Sex Education: a Vexed Question
The whole question of school “sex education” requires careful handling. If you’re agin it, you will probably be jeered at as a prudish Victorian relic, who covers up table legs and would like children to be told that babies are brought by storks or are found under gooseberry bushes.
The late Doris Manly wisely pointed out that the problem is not that sex education is about sex. When she was approached by a researcher for one of John Bowman’s RTE radio programmes, she was careful to state that the real problem is that sex education comes as part of a package of total attitude-formation programmes taking in many areas of life, of which sex is only one. But when it came to the actual interview, John Bowman tried to insist on confining the discussion to sex education, and was somewhat irritated when Doris refused to play along with this.
In one of her chapters in The Facilitators (Brandsma Books) Doris pointed out that such attitude formation programmes deal with several of the teenager’s important relationships: those with his parents; with his peer-group; with the clergy, and with himself. It is significant, she believed, that some of his other relationships—such as those with God, with the saints, and with the devil—are not included, and these omissions could be a productive subject for speculation.
In my view, the approach these programmes take to all these relationships is harmful to adolescents. Harmful to them as rational and responsible beings, and not merely as sexual beings. These programmes would, I think, have a pernicious effect upon the teenager’s total self.

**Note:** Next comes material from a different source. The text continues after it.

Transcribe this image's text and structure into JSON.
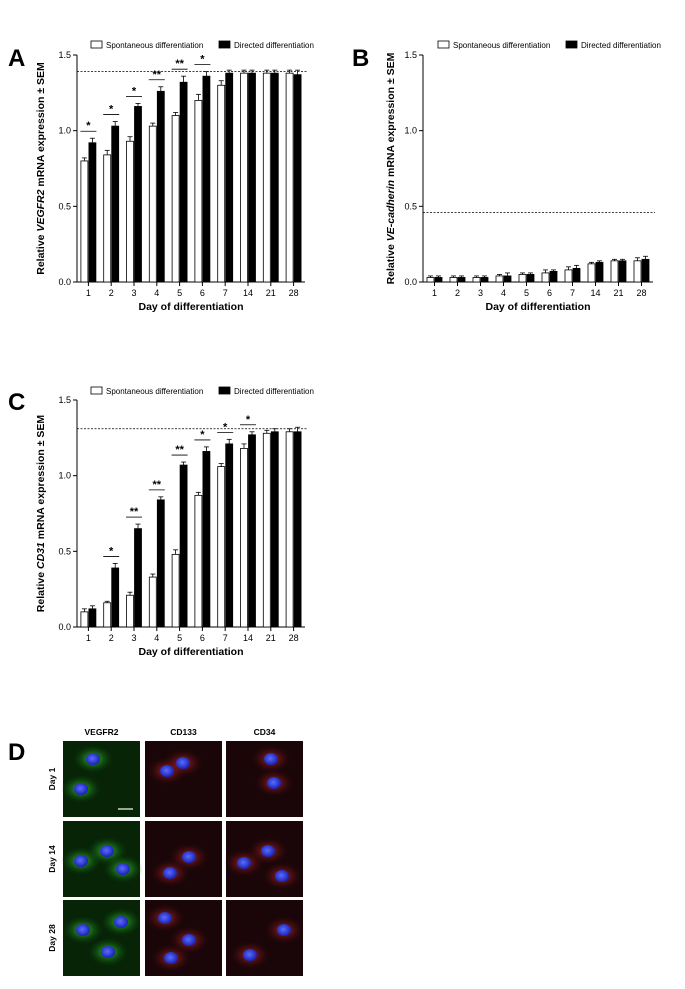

However, there is a particular problem with sex education, especially in a mixed class. It’s that teenagers, being combustible creatures, will want to do their practical homework–particularly if the subject is taught outside any moral framework.
Hence a shocking and distressing item carried recently by the British media. It concerned a 13-year-old boy in North Wales who raped a female classmate after they had both attended a compulsory sex education lesson. He lured her to a secluded part of the school and asked her if she wanted to “try sex”. When she refused and resisted, he overpowered her and carried out the attack.
A spokeswoman for Rape Crisis England and Wales, the equivalent of our own much-loved Rape Crisis Centre, admitted rather grudgingly that teenage rape by friends was “not uncommon”. You will probably not be surprised to learn that her proposed solution to the problem was “more and better” sex education, and at a younger age. To be fair she did also suggest that it should include “relationship advice and information about consent, respect and emotions”. I’m inclined to agree with British Tory MP Philip Davies, who thinks it would be better to have less sex education, or preferably none at all.
If sex education is devoid of any strong moral component, as it usually is, it’s an open invitation to fornicate. Our spiritual leaders know this perfectly well, but they are usually too full of human respect to protest about it, for the reason mentioned in my first paragraph. It’s so much more popular to talk about homelessness.